Wajah pria di depannya menjadi tidak nyaman.
“Lalu perlu kau ketahui bahwa B Hospitol tidak seperti dulu. Rumah sakit ayahku sebenarnya mempunyai masalah keuangan.”
“Bahkan kami harus menjual beberapa aset dan berhutang ke sana - kemari untuk mencari dana.” Helena lalu bertepuk tangan sekali kemudian tersenyum, “Dan kau_ memang cocok sekali untuk mengatasi masalahku.”
“Dengan kita menikah, tidak hanya rumah sakitku yang selamat bahkan masa depan keturunanku juga akan selamat karena wajah mereka kelak tidak akan menjadi buruk. Setidaknya perpanduan antara diriku di masa lalu dengan dirimu yang bagus ini.”
“Dan~”
“Cukup!” Pria bernama Samuel itu seketika menghentikan kalimat apapun yang masih Helena ingin ucapkan. Tidak tahan. Wajahnya tadi sudah semakin pias seiring pengakuan demi pengakuan Helena.
“Ku rasa hari ini sampai di sini. Aku ada pertemuan penting.” Laki - laki itu berdiri, mengetatkan dasinya lagi yang sebenarnya sama sekali tidak longgar. “Minuman ini aku yang akan membayarnya.”
Pria itu kemudian melangkah, tetapi sebelum pergi dia kembali berbalik menatap Helena.
“Dan jangan hubungi aku! Oke! Sampai jumpa.” Ahh… tidak selamat tinggal lebih tepatnya. Batin lelaki itu dalam hati. Tidak mau berurusan lagi dengan wanita buruk yang bahkan ternyata tidak sederajat dengannya.
Helena menghela nafas. Dia tersenyum lega. Akhirnya pria matrealistik itu pergi darinya.

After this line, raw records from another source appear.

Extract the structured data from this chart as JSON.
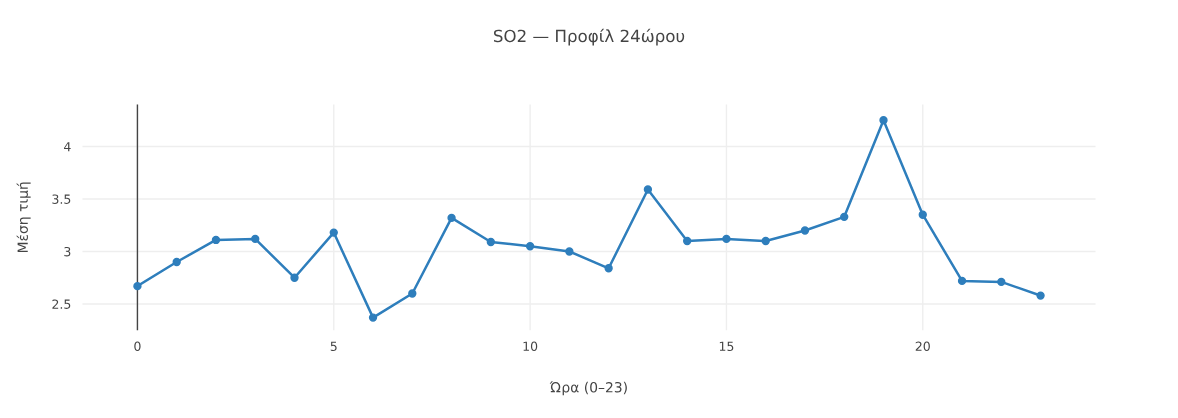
{
  "chart_data": {
    "type": "line",
    "title": "SO2 — Προφίλ 24ώρου",
    "xlabel": "Ώρα (0–23)",
    "ylabel": "Μέση τιμή",
    "x": [
      0,
      1,
      2,
      3,
      4,
      5,
      6,
      7,
      8,
      9,
      10,
      11,
      12,
      13,
      14,
      15,
      16,
      17,
      18,
      19,
      20,
      21,
      22,
      23
    ],
    "series": [
      {
        "color": "#2e7ebc",
        "values": [
          2.67,
          2.9,
          3.11,
          3.12,
          2.75,
          3.18,
          2.37,
          2.6,
          3.32,
          3.09,
          3.05,
          3.0,
          2.84,
          3.59,
          3.1,
          3.12,
          3.1,
          3.2,
          3.33,
          4.25,
          3.35,
          2.72,
          2.71,
          2.58
        ]
      }
    ],
    "xlim": [
      -1.4,
      24.4
    ],
    "ylim": [
      2.25,
      4.4
    ],
    "xticks": [
      0,
      5,
      10,
      15,
      20
    ],
    "yticks": [
      2.5,
      3,
      3.5,
      4
    ],
    "ref_lines": [
      {
        "axis": "x",
        "value": 0,
        "color": "#444444"
      }
    ],
    "grid": true,
    "marker": "circle",
    "line_style": "solid"
  }
}
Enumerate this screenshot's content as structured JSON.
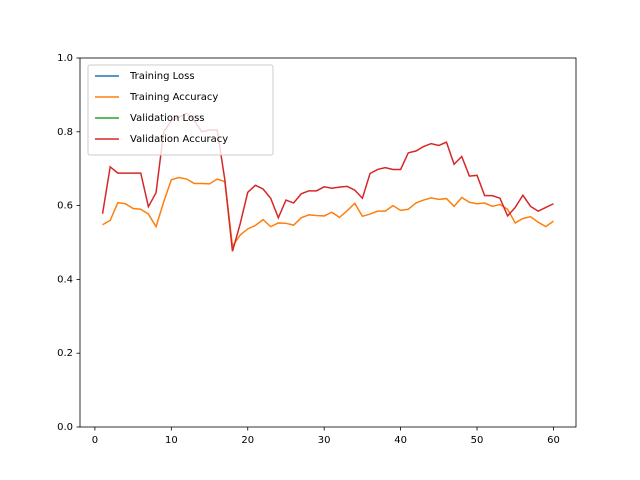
{
  "chart_data": {
    "type": "line",
    "x": [
      1,
      2,
      3,
      4,
      5,
      6,
      7,
      8,
      9,
      10,
      11,
      12,
      13,
      14,
      15,
      16,
      17,
      18,
      19,
      20,
      21,
      22,
      23,
      24,
      25,
      26,
      27,
      28,
      29,
      30,
      31,
      32,
      33,
      34,
      35,
      36,
      37,
      38,
      39,
      40,
      41,
      42,
      43,
      44,
      45,
      46,
      47,
      48,
      49,
      50,
      51,
      52,
      53,
      54,
      55,
      56,
      57,
      58,
      59,
      60
    ],
    "series": [
      {
        "name": "Training Loss",
        "color": "#1f77b4",
        "values": [
          null,
          null,
          null,
          null,
          null,
          null,
          null,
          null,
          null,
          null,
          null,
          null,
          null,
          null,
          null,
          null,
          null,
          null,
          null,
          null,
          null,
          null,
          null,
          null,
          null,
          null,
          null,
          null,
          null,
          null,
          null,
          null,
          null,
          null,
          null,
          null,
          null,
          null,
          null,
          null,
          null,
          null,
          null,
          null,
          null,
          null,
          null,
          null,
          null,
          null,
          null,
          null,
          null,
          null,
          null,
          null,
          null,
          null,
          null,
          null
        ]
      },
      {
        "name": "Training Accuracy",
        "color": "#ff7f0e",
        "values": [
          0.548,
          0.56,
          0.608,
          0.605,
          0.592,
          0.59,
          0.577,
          0.543,
          0.61,
          0.67,
          0.676,
          0.672,
          0.66,
          0.66,
          0.659,
          0.672,
          0.665,
          0.49,
          0.52,
          0.537,
          0.546,
          0.562,
          0.543,
          0.553,
          0.552,
          0.547,
          0.567,
          0.575,
          0.573,
          0.572,
          0.582,
          0.568,
          0.586,
          0.606,
          0.571,
          0.577,
          0.585,
          0.585,
          0.6,
          0.587,
          0.59,
          0.607,
          0.615,
          0.621,
          0.617,
          0.619,
          0.598,
          0.622,
          0.609,
          0.605,
          0.607,
          0.598,
          0.603,
          0.59,
          0.553,
          0.565,
          0.57,
          0.555,
          0.543,
          0.558
        ]
      },
      {
        "name": "Validation Loss",
        "color": "#2ca02c",
        "values": [
          null,
          null,
          null,
          null,
          null,
          null,
          null,
          null,
          null,
          null,
          null,
          null,
          null,
          null,
          null,
          null,
          null,
          null,
          null,
          null,
          null,
          null,
          null,
          null,
          null,
          null,
          null,
          null,
          null,
          null,
          null,
          null,
          null,
          null,
          null,
          null,
          null,
          null,
          null,
          null,
          null,
          null,
          null,
          null,
          null,
          null,
          null,
          null,
          null,
          null,
          null,
          null,
          null,
          null,
          null,
          null,
          null,
          null,
          null,
          null
        ]
      },
      {
        "name": "Validation Accuracy",
        "color": "#d62728",
        "values": [
          0.578,
          0.705,
          0.688,
          0.688,
          0.688,
          0.688,
          0.597,
          0.635,
          0.8,
          0.83,
          0.84,
          0.85,
          0.83,
          0.8,
          0.805,
          0.805,
          0.67,
          0.476,
          0.55,
          0.636,
          0.655,
          0.645,
          0.62,
          0.567,
          0.615,
          0.607,
          0.632,
          0.64,
          0.64,
          0.651,
          0.647,
          0.65,
          0.652,
          0.642,
          0.62,
          0.687,
          0.698,
          0.703,
          0.698,
          0.698,
          0.743,
          0.748,
          0.76,
          0.768,
          0.763,
          0.772,
          0.712,
          0.733,
          0.68,
          0.682,
          0.627,
          0.627,
          0.62,
          0.572,
          0.595,
          0.628,
          0.598,
          0.585,
          0.595,
          0.605
        ]
      }
    ],
    "xlim": [
      -1.95,
      62.95
    ],
    "xticks": [
      0,
      10,
      20,
      30,
      40,
      50,
      60
    ],
    "ylim": [
      0,
      1
    ],
    "yticks": [
      {
        "value": 0,
        "label": "0.0"
      },
      {
        "value": 0.2,
        "label": "0.2"
      },
      {
        "value": 0.4,
        "label": "0.4"
      },
      {
        "value": 0.6,
        "label": "0.6"
      },
      {
        "value": 0.8,
        "label": "0.8"
      },
      {
        "value": 1,
        "label": "1.0"
      }
    ],
    "legend": "upper left",
    "grid": false
  }
}
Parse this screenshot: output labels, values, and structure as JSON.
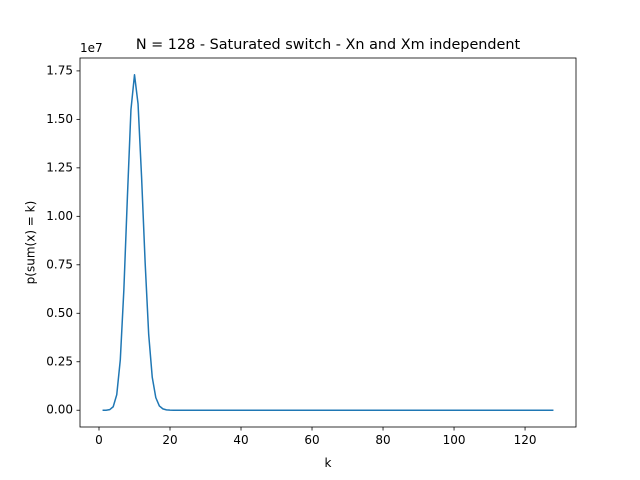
{
  "chart_data": {
    "type": "line",
    "title": "N = 128 - Saturated switch - Xn and Xm independent",
    "xlabel": "k",
    "ylabel": "p(sum(x) = k)",
    "offset_label": "1e7",
    "xlim": [
      -5.35,
      134.35
    ],
    "ylim": [
      -0.0865,
      1.8165
    ],
    "x_ticks": [
      0,
      20,
      40,
      60,
      80,
      100,
      120
    ],
    "x_tick_labels": [
      "0",
      "20",
      "40",
      "60",
      "80",
      "100",
      "120"
    ],
    "y_ticks": [
      0.0,
      0.25,
      0.5,
      0.75,
      1.0,
      1.25,
      1.5,
      1.75
    ],
    "y_tick_labels": [
      "0.00",
      "0.25",
      "0.50",
      "0.75",
      "1.00",
      "1.25",
      "1.50",
      "1.75"
    ],
    "grid": false,
    "line_color": "#1f77b4",
    "series": [
      {
        "x": [
          1,
          2,
          3,
          4,
          5,
          6,
          7,
          8,
          9,
          10,
          11,
          12,
          13,
          14,
          15,
          16,
          17,
          18,
          19,
          20,
          21,
          22,
          23,
          24,
          25,
          30,
          40,
          50,
          60,
          70,
          80,
          90,
          100,
          110,
          120,
          128
        ],
        "values": [
          0.0,
          0.0,
          0.003,
          0.018,
          0.08,
          0.26,
          0.62,
          1.1,
          1.55,
          1.73,
          1.58,
          1.2,
          0.76,
          0.39,
          0.17,
          0.065,
          0.022,
          0.007,
          0.002,
          0.0005,
          0.0001,
          0.0,
          0.0,
          0.0,
          0.0,
          0.0,
          0.0,
          0.0,
          0.0,
          0.0,
          0.0,
          0.0,
          0.0,
          0.0,
          0.0,
          0.0
        ]
      }
    ]
  }
}
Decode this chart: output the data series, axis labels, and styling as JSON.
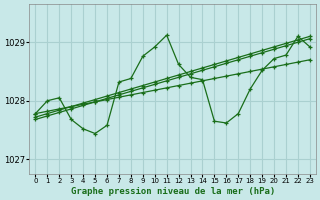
{
  "title": "Graphe pression niveau de la mer (hPa)",
  "bg_color": "#c8e8e8",
  "grid_color": "#aad0d0",
  "line_color": "#1a6e1a",
  "ylim": [
    1026.75,
    1029.65
  ],
  "xlim": [
    -0.5,
    23.5
  ],
  "yticks": [
    1027,
    1028,
    1029
  ],
  "xticks": [
    0,
    1,
    2,
    3,
    4,
    5,
    6,
    7,
    8,
    9,
    10,
    11,
    12,
    13,
    14,
    15,
    16,
    17,
    18,
    19,
    20,
    21,
    22,
    23
  ],
  "series": [
    [
      1027.78,
      1027.82,
      1027.86,
      1027.9,
      1027.94,
      1027.98,
      1028.02,
      1028.06,
      1028.1,
      1028.14,
      1028.18,
      1028.22,
      1028.26,
      1028.3,
      1028.34,
      1028.38,
      1028.42,
      1028.46,
      1028.5,
      1028.54,
      1028.58,
      1028.62,
      1028.66,
      1028.7
    ],
    [
      1027.72,
      1027.78,
      1027.84,
      1027.9,
      1027.96,
      1028.02,
      1028.08,
      1028.14,
      1028.2,
      1028.26,
      1028.32,
      1028.38,
      1028.44,
      1028.5,
      1028.56,
      1028.62,
      1028.68,
      1028.74,
      1028.8,
      1028.86,
      1028.92,
      1028.98,
      1029.04,
      1029.1
    ],
    [
      1027.68,
      1027.74,
      1027.8,
      1027.86,
      1027.92,
      1027.98,
      1028.04,
      1028.1,
      1028.16,
      1028.22,
      1028.28,
      1028.34,
      1028.4,
      1028.46,
      1028.52,
      1028.58,
      1028.64,
      1028.7,
      1028.76,
      1028.82,
      1028.88,
      1028.94,
      1029.0,
      1029.06
    ],
    [
      1027.78,
      1028.0,
      1028.05,
      1027.68,
      1027.52,
      1027.44,
      1027.58,
      1028.32,
      1028.38,
      1028.76,
      1028.92,
      1029.12,
      1028.62,
      1028.4,
      1028.36,
      1027.65,
      1027.62,
      1027.78,
      1028.2,
      1028.52,
      1028.72,
      1028.78,
      1029.1,
      1028.92
    ]
  ]
}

Dan tentu saja apa yang ia katakan tadi sebagian adalah kebohongan seperti halnya wajahnya yang mendapat operasi.
CK. Benar - benar tidak ada yang beres.
Sementara itu di belakang kursinya_ sedari tadi duduk seorang pria. Sudut bibirnya terangkat ketika tak sengaja mendengar segala ucapan pengunjung yang juga duduk membelakingi dirinya.
Daniel tentunya bisa menebak siapa pengunjung perempuan itu.
Dokter dan juga puteri dari B Hospital.
Helena.
“Kau benar - benar pecandu alkohol ya?”
Suara itu sontak menyentaknya membuat Helena kaget luar biasa.